Indien deze raadpleging niet leidt tot overeenstemming waardoor de betrokken distorsie wordt opgeheven, stellen het Europees Parlement en de Raad, volgens de gewone wetgevingsprocedure, de voor dat doel noodzakelijke richtlijnen vast. Ook andere dienstige maatregelen waarin de Verdragen voorzien, kunnen worden vastgesteld.

Artikel 117

  • 1. 
    Wanneer er aanleiding bestaat te vrezen dat de vaststelling of de wijziging van een wettelijke of bestuursrechtelijke bepaling een distorsie in de zin van artikel 116 veroorzaakt, raadpleegt de lidstaat, die daartoe wil overgaan, de Commissie. Na de lidstaten te hebben geraadpleegd, beveelt de Commissie de betrokken staten passende maatregelen aan om deze distorsie te voorkomen.
  • 2. 
    Indien de staat die nationale bepalingen wil vaststellen of wijzigen niet handelt overeenkomstig de aanbeveling welke de Commissie hem heeft gedaan, kan bij toepassing van artikel 116 van de andere lidstaten niet worden verlangd dat zij hun nationale bepalingen wijzigen om deze distorsie op te heffen.
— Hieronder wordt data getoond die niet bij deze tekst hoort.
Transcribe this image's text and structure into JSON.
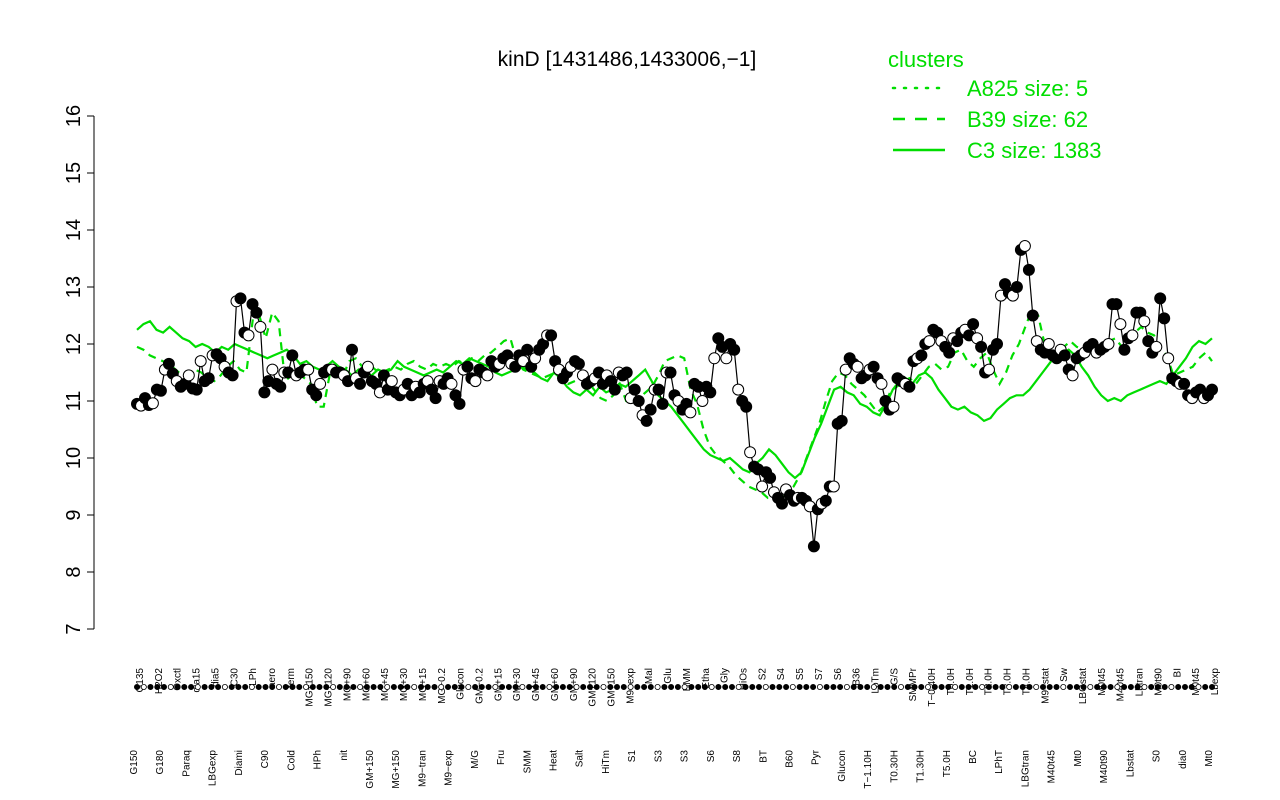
{
  "chart_data": {
    "type": "line",
    "title": "kinD [1431486,1433006,−1]",
    "xlabel": "",
    "ylabel": "",
    "ylim": [
      7,
      16
    ],
    "yticks": [
      7,
      8,
      9,
      10,
      11,
      12,
      13,
      14,
      15,
      16
    ],
    "grid": false,
    "legend_placement": "top-right",
    "legend": {
      "title": "clusters",
      "color": "#00dd00",
      "entries": [
        {
          "label": "A825 size: 5",
          "style": "dotted"
        },
        {
          "label": "B39 size: 62",
          "style": "dashed"
        },
        {
          "label": "C3 size: 1383",
          "style": "solid"
        }
      ]
    },
    "x_labels_top": [
      "G135",
      "H2O2",
      "Oxctl",
      "dia15",
      "dia5",
      "C30",
      "LPh",
      "aero",
      "ferm",
      "MG+150",
      "MG+120",
      "MG+90",
      "MG+60",
      "MG+45",
      "MG+30",
      "MG+15",
      "MG−0.2",
      "Glucon",
      "GM−0.2",
      "GM+15",
      "GM+30",
      "GM+45",
      "GM+60",
      "GM+90",
      "GM+120",
      "GM+150",
      "M9−exp",
      "Mal",
      "Glu",
      "BMM",
      "Etha",
      "Gly",
      "HiOs",
      "S2",
      "S4",
      "S5",
      "S7",
      "S6",
      "B36",
      "LoTm",
      "G/S",
      "SMMPr",
      "T−0.40H",
      "T0.0H",
      "T1.0H",
      "T2.0H",
      "T3.0H",
      "T4.0H",
      "M9−stat",
      "Sw",
      "LBGstat",
      "M0t45",
      "M40t45",
      "Lbtran",
      "M0t90",
      "BI",
      "M0t45",
      "Lbexp"
    ],
    "x_labels_bottom": [
      "G150",
      "G180",
      "Paraq",
      "LBGexp",
      "Diami",
      "C90",
      "Cold",
      "HPh",
      "nit",
      "GM+150",
      "MG+150",
      "M9−tran",
      "M9−exp",
      "M/G",
      "Fru",
      "SMM",
      "Heat",
      "Salt",
      "HiTm",
      "S1",
      "S3",
      "S3",
      "S6",
      "S8",
      "BT",
      "B60",
      "Pyr",
      "Glucon",
      "T−1.10H",
      "T0.30H",
      "T1.30H",
      "T5.0H",
      "BC",
      "LPhT",
      "LBGtran",
      "M40t45",
      "Mt0",
      "M40t90",
      "Lbstat",
      "S0",
      "dia0",
      "Mt0"
    ],
    "series": [
      {
        "name": "",
        "style": "solid",
        "color": "#000000",
        "values": [
          10.95,
          10.92,
          11.05,
          10.93,
          10.96,
          11.2,
          11.18,
          11.55,
          11.65,
          11.48,
          11.35,
          11.25,
          11.3,
          11.45,
          11.22,
          11.2,
          11.7,
          11.35,
          11.4,
          11.8,
          11.82,
          11.75,
          11.6,
          11.5,
          11.45,
          12.75,
          12.8,
          12.2,
          12.15,
          12.7,
          12.55,
          12.3,
          11.15,
          11.35,
          11.55,
          11.3,
          11.25,
          11.5,
          11.5,
          11.8,
          11.45,
          11.5,
          11.55,
          11.55,
          11.2,
          11.1,
          11.3,
          11.5,
          11.55,
          11.55,
          11.5,
          11.5,
          11.45,
          11.35,
          11.9,
          11.4,
          11.3,
          11.5,
          11.6,
          11.35,
          11.3,
          11.15,
          11.45,
          11.2,
          11.35,
          11.15,
          11.1,
          11.2,
          11.3,
          11.1,
          11.25,
          11.15,
          11.3,
          11.35,
          11.2,
          11.05,
          11.35,
          11.3,
          11.4,
          11.3,
          11.1,
          10.95,
          11.55,
          11.6,
          11.4,
          11.35,
          11.55,
          11.5,
          11.45,
          11.7,
          11.6,
          11.65,
          11.75,
          11.8,
          11.65,
          11.6,
          11.8,
          11.7,
          11.9,
          11.6,
          11.75,
          11.9,
          12.0,
          12.15,
          12.15,
          11.7,
          11.55,
          11.4,
          11.5,
          11.6,
          11.7,
          11.65,
          11.45,
          11.3,
          11.35,
          11.4,
          11.5,
          11.3,
          11.45,
          11.35,
          11.2,
          11.5,
          11.45,
          11.5,
          11.05,
          11.2,
          11.0,
          10.75,
          10.65,
          10.85,
          11.2,
          11.2,
          10.95,
          11.5,
          11.5,
          11.1,
          11.0,
          10.85,
          10.95,
          10.8,
          11.3,
          11.25,
          11.0,
          11.25,
          11.15,
          11.75,
          12.1,
          11.95,
          11.75,
          12.0,
          11.9,
          11.2,
          11.0,
          10.9,
          10.1,
          9.85,
          9.8,
          9.5,
          9.75,
          9.65,
          9.4,
          9.3,
          9.2,
          9.45,
          9.35,
          9.25,
          9.3,
          9.3,
          9.25,
          9.15,
          8.45,
          9.1,
          9.2,
          9.25,
          9.5,
          9.5,
          10.6,
          10.65,
          11.55,
          11.75,
          11.65,
          11.6,
          11.4,
          11.45,
          11.55,
          11.6,
          11.4,
          11.3,
          11.0,
          10.85,
          10.9,
          11.4,
          11.35,
          11.3,
          11.25,
          11.7,
          11.75,
          11.8,
          12.0,
          12.05,
          12.25,
          12.2,
          12.05,
          11.95,
          11.85,
          12.1,
          12.05,
          12.2,
          12.25,
          12.15,
          12.35,
          12.1,
          11.95,
          11.5,
          11.55,
          11.9,
          12.0,
          12.85,
          13.05,
          12.9,
          12.85,
          13.0,
          13.65,
          13.72,
          13.3,
          12.5,
          12.05,
          11.9,
          11.85,
          12.0,
          11.8,
          11.75,
          11.9,
          11.8,
          11.55,
          11.45,
          11.75,
          11.8,
          11.85,
          11.95,
          12.0,
          11.85,
          11.9,
          11.95,
          12.0,
          12.7,
          12.7,
          12.35,
          11.9,
          12.1,
          12.15,
          12.55,
          12.55,
          12.4,
          12.05,
          11.85,
          11.95,
          12.8,
          12.45,
          11.75,
          11.4,
          11.35,
          11.3,
          11.3,
          11.1,
          11.05,
          11.15,
          11.2,
          11.05,
          11.1,
          11.2
        ]
      },
      {
        "name": "",
        "style": "dashed",
        "color": "#00dd00",
        "values": [
          11.95,
          11.9,
          11.8,
          11.75,
          11.7,
          11.65,
          11.55,
          11.45,
          11.5,
          11.55,
          11.5,
          11.4,
          11.35,
          11.45,
          11.6,
          11.7,
          11.55,
          11.5,
          12.45,
          12.5,
          12.1,
          12.55,
          12.4,
          11.35,
          11.45,
          11.5,
          11.4,
          11.3,
          10.9,
          10.9,
          11.5,
          11.55,
          11.45,
          11.7,
          11.75,
          11.6,
          11.65,
          11.55,
          11.5,
          11.55,
          11.6,
          11.55,
          11.65,
          11.7,
          11.6,
          11.55,
          11.65,
          11.6,
          11.65,
          11.6,
          11.7,
          11.65,
          11.75,
          11.7,
          11.8,
          11.85,
          11.95,
          12.05,
          12.1,
          11.7,
          11.55,
          11.5,
          11.45,
          11.4,
          11.45,
          11.5,
          11.4,
          11.3,
          11.35,
          11.4,
          11.35,
          11.2,
          11.05,
          11.0,
          11.1,
          11.3,
          11.0,
          10.95,
          11.05,
          11.15,
          11.25,
          11.45,
          11.7,
          11.75,
          11.8,
          11.75,
          11.2,
          10.95,
          10.5,
          10.2,
          10.05,
          9.95,
          9.85,
          9.7,
          9.6,
          9.5,
          9.45,
          9.4,
          9.3,
          9.35,
          9.25,
          9.4,
          9.5,
          9.7,
          10.0,
          10.3,
          10.6,
          11.0,
          11.35,
          11.5,
          11.45,
          11.3,
          11.2,
          11.1,
          10.95,
          10.8,
          10.9,
          11.15,
          11.25,
          11.35,
          11.4,
          11.3,
          11.45,
          11.6,
          11.65,
          11.55,
          11.6,
          11.85,
          11.9,
          11.7,
          11.6,
          11.75,
          11.85,
          11.55,
          11.3,
          11.5,
          11.8,
          12.0,
          12.3,
          12.6,
          12.5,
          12.0,
          11.7,
          11.85,
          11.95,
          12.05,
          11.95,
          11.9,
          11.85,
          11.95,
          12.0,
          12.05,
          12.1,
          11.95,
          12.05,
          12.2,
          12.3,
          12.2,
          12.15,
          11.9,
          11.8,
          11.45,
          11.5,
          11.55,
          11.6,
          11.75,
          11.85,
          11.7
        ]
      },
      {
        "name": "",
        "style": "solid",
        "color": "#00dd00",
        "values": [
          12.25,
          12.35,
          12.4,
          12.25,
          12.2,
          12.3,
          12.2,
          12.1,
          12.05,
          11.95,
          12.0,
          11.95,
          11.85,
          11.95,
          11.9,
          12.0,
          11.95,
          11.9,
          11.85,
          11.8,
          11.75,
          11.8,
          11.85,
          11.9,
          11.8,
          11.65,
          11.7,
          11.6,
          11.55,
          11.6,
          11.7,
          11.6,
          11.55,
          11.45,
          11.55,
          11.5,
          11.45,
          11.55,
          11.5,
          11.55,
          11.7,
          11.6,
          11.55,
          11.5,
          11.45,
          11.5,
          11.55,
          11.5,
          11.6,
          11.7,
          11.65,
          11.75,
          11.7,
          11.65,
          11.6,
          11.5,
          11.45,
          11.5,
          11.55,
          11.6,
          11.55,
          11.5,
          11.4,
          11.35,
          11.5,
          11.4,
          11.25,
          11.15,
          11.1,
          11.2,
          11.1,
          11.25,
          11.15,
          11.2,
          11.3,
          11.25,
          11.35,
          11.45,
          11.55,
          11.35,
          11.1,
          11.0,
          10.9,
          10.75,
          10.6,
          10.45,
          10.3,
          10.15,
          10.05,
          10.0,
          9.95,
          10.0,
          9.9,
          9.8,
          9.75,
          9.9,
          10.0,
          10.15,
          10.05,
          9.9,
          9.75,
          9.65,
          9.75,
          10.05,
          10.35,
          10.6,
          10.9,
          11.2,
          11.25,
          11.15,
          11.1,
          10.95,
          10.9,
          10.8,
          10.75,
          10.95,
          11.2,
          11.35,
          11.4,
          11.3,
          11.45,
          11.5,
          11.4,
          11.2,
          11.05,
          10.9,
          10.85,
          10.9,
          10.8,
          10.75,
          10.65,
          10.7,
          10.85,
          10.95,
          11.05,
          11.1,
          11.1,
          11.2,
          11.35,
          11.5,
          11.65,
          11.8,
          11.85,
          11.9,
          11.8,
          11.6,
          11.45,
          11.25,
          11.1,
          11.0,
          11.05,
          11.0,
          11.1,
          11.15,
          11.2,
          11.25,
          11.3,
          11.35,
          11.3,
          11.45,
          11.6,
          11.75,
          11.95,
          12.05,
          12.0,
          12.1
        ]
      }
    ]
  }
}
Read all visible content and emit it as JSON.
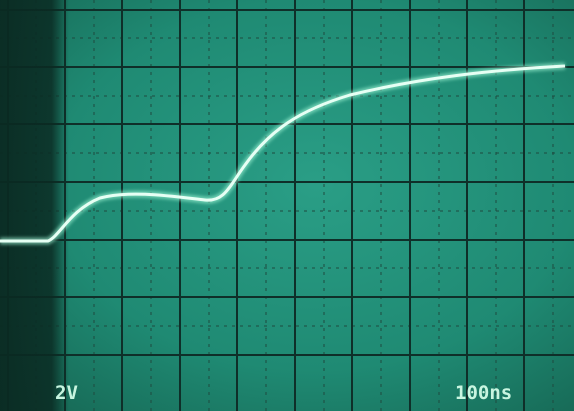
{
  "labels": {
    "volts_per_div": "2V",
    "time_per_div": "100ns"
  }
}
Indien de lidstaat die aan de aanbeveling van de Commissie geen gevolg heeft gegeven, een distorsie veroorzaakt waarvan alleen hijzelf nadeel ondervindt, zijn de bepalingen van artikel 116 niet van toepassing.

Artikel 118

In het kader van de totstandbrenging en de werking van de interne markt stellen het Europees Parlement en de Raad, volgens de gewone wetgevingsprocedure, de maatregelen vast voor de invoering van Europese titels om een eenvormige bescherming van de intellectuele-eigendomsrechten in de hele Unie te bewerkstelligen, en voor de instelling van op het niveau van de Unie gecentraliseerde machtigings-, coördinatie- en controleregelingen.

De Raad stelt, volgens een bijzondere wetgevingsprocedure, bij verordeningen de talenregelingen met betrekking tot de Europese titels vast. De Raad besluit met eenparigheid van stemmen, na raadpleging van het Europees Parlement.